Constructed language

The peculiar internal structure of Voynich manuscript "words" has led William F. Friedman and John Tiltman to arrive independently at the conjecture that the text could be a constructed language in the plain—specifically, a philosophical one. In languages of this class, the vocabulary is organized according to a category system, so that the general meaning of a word can be deduced from its sequence of letters. For example, in the modern constructed language Ro, bofo- is the category of colors, and any word beginning with those letters would name a color: so red is bofoc, and yellow is bofof. (This is an extreme version of the book classification scheme used by many libraries — in which, say, P stands for language and literature, PA for Greek and Latin, PC for Romance languages, etc..)

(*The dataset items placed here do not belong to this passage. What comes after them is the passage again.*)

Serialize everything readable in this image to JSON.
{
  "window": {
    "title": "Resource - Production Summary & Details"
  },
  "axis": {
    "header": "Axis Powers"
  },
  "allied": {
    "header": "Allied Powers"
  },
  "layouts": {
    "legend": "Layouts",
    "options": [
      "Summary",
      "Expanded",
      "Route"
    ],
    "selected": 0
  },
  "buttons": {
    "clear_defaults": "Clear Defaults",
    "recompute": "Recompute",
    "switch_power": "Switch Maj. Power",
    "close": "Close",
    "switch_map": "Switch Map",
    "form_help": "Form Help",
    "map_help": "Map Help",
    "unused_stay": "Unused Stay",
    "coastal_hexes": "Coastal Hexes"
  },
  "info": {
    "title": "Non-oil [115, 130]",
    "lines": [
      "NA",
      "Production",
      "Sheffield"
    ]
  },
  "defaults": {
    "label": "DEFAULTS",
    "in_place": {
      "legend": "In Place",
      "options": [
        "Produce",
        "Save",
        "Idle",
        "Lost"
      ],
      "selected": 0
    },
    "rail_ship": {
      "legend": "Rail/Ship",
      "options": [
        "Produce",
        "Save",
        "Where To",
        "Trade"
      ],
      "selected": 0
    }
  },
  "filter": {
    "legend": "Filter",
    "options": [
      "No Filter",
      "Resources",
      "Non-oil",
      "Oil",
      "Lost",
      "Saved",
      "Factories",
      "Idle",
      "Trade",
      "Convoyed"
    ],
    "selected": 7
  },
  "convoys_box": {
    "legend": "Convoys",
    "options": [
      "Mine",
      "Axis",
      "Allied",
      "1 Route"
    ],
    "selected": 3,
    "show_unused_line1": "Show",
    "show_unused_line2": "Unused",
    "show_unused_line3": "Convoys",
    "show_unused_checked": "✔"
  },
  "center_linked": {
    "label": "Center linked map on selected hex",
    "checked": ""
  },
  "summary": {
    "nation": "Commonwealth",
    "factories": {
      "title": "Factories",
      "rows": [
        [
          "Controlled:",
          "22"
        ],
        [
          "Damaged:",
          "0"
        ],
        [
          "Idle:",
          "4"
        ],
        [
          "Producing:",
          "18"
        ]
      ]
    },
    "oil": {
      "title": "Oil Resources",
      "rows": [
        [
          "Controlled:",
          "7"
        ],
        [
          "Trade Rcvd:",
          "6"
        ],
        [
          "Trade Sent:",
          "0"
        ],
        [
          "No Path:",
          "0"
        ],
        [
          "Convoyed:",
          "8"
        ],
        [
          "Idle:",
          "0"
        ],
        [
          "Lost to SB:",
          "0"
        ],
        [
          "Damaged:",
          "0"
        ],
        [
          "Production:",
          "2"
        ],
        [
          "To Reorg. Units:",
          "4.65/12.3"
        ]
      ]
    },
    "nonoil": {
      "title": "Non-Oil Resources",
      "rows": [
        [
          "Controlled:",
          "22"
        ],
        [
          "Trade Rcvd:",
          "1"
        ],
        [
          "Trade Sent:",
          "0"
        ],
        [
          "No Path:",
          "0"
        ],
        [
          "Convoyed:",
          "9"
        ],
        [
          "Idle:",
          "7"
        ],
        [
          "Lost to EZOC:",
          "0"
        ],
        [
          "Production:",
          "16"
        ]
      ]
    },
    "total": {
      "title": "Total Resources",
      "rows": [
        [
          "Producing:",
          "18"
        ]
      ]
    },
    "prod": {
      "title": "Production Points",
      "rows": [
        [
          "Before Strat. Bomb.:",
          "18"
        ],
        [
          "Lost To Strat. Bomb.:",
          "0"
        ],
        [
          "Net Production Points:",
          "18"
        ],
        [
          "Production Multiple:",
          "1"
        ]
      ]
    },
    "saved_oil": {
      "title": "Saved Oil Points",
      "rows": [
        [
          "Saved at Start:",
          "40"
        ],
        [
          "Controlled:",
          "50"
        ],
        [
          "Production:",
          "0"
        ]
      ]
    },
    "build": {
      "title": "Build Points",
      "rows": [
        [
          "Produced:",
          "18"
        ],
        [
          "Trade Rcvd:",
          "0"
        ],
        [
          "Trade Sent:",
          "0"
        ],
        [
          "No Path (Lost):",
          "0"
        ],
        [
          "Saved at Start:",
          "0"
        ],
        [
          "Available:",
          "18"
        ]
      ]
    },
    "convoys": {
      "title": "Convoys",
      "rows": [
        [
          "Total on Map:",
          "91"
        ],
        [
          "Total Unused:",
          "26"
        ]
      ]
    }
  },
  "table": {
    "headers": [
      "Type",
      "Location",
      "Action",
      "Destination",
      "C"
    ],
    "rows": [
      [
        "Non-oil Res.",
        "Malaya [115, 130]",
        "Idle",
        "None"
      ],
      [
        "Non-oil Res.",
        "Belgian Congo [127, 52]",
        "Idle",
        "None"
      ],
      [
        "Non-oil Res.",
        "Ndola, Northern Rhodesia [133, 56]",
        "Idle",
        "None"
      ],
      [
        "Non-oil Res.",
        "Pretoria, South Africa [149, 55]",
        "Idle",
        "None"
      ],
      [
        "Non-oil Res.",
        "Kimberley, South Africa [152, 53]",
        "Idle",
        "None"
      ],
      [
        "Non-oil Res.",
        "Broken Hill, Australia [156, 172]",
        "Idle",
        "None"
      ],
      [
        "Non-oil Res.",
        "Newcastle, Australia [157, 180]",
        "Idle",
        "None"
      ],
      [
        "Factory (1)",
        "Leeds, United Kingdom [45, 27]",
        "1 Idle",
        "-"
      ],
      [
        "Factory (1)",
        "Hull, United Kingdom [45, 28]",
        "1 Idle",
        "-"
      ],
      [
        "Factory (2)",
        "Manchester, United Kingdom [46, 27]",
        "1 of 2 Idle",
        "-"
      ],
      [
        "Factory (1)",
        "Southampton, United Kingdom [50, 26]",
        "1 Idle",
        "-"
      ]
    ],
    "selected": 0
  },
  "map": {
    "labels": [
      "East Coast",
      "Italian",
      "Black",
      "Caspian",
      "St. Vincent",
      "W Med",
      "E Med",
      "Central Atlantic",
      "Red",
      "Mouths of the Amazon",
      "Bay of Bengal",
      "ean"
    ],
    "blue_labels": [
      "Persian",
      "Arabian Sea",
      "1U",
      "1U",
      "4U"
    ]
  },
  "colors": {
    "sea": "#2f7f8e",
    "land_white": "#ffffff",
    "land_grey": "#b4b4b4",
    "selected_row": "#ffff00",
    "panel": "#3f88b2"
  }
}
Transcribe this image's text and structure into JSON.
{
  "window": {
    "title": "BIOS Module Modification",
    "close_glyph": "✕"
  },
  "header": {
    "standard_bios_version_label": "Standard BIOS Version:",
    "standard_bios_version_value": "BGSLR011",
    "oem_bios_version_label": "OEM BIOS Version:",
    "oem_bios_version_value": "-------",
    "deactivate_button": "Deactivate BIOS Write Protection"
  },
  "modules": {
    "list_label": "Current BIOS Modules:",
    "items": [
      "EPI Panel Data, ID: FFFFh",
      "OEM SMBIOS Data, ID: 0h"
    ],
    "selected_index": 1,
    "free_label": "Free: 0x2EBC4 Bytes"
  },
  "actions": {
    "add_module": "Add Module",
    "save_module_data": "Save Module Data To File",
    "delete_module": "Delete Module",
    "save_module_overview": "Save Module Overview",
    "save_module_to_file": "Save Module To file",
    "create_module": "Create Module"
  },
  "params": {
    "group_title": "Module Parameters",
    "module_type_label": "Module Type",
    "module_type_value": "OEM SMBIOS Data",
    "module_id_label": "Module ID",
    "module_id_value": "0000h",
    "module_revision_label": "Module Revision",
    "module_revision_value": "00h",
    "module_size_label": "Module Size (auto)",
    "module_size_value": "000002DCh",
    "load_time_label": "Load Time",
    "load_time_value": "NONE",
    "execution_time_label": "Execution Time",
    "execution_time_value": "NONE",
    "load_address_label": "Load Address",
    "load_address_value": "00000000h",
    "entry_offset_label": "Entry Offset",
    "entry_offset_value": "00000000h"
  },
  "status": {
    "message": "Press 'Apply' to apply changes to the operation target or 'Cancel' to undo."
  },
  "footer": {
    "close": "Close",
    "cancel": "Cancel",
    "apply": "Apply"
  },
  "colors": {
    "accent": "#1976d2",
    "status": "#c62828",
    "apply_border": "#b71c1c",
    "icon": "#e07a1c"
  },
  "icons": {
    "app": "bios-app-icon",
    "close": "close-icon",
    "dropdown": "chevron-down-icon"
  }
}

This concept is quite old, as attested by John Wilkins's Philosophical Language (1668). In most known examples, categories are subdivided by adding suffixes; as a consequence, a text in a particular subject would have many words with similar prefixes — for example, all plant names would begin with the similar letters, and likewise for all diseases, etc. This feature could then explain the repetitious nature of the Voynich text. However, no one has been able to assign a plausible meaning to any prefix or suffix in the Voynich manuscript; and, moreover, known examples of philosophical languages are rather late (17th century).

Hoax

The bizarre features of the Voynich manuscript text (such as the doubled and tripled words) and the suspicious contents of its illustrations (such as the chimeric plants) have led many people to conclude that the manuscript may in fact be a hoax.

In 2003, computer scientist Gordon Rugg showed that text with characteristics similar to the Voynich manuscript could have been produced using a table of word prefixes, stems, and suffixes, which would have been selected and combined by means of a perforated paper overlay. The latter device, known as a Cardan grille, was invented around 1550 as an encryption tool. However, the pseudo-texts generated in Gordon Rugg's experiments do not have the same words and frequencies as the Voynich manuscript; its resemblance to "Voynichese" is only visual, not quantitative. Since one can produce random gibberish that resembles English (or any other language) to a similar extent, these experiments are not yet convincing.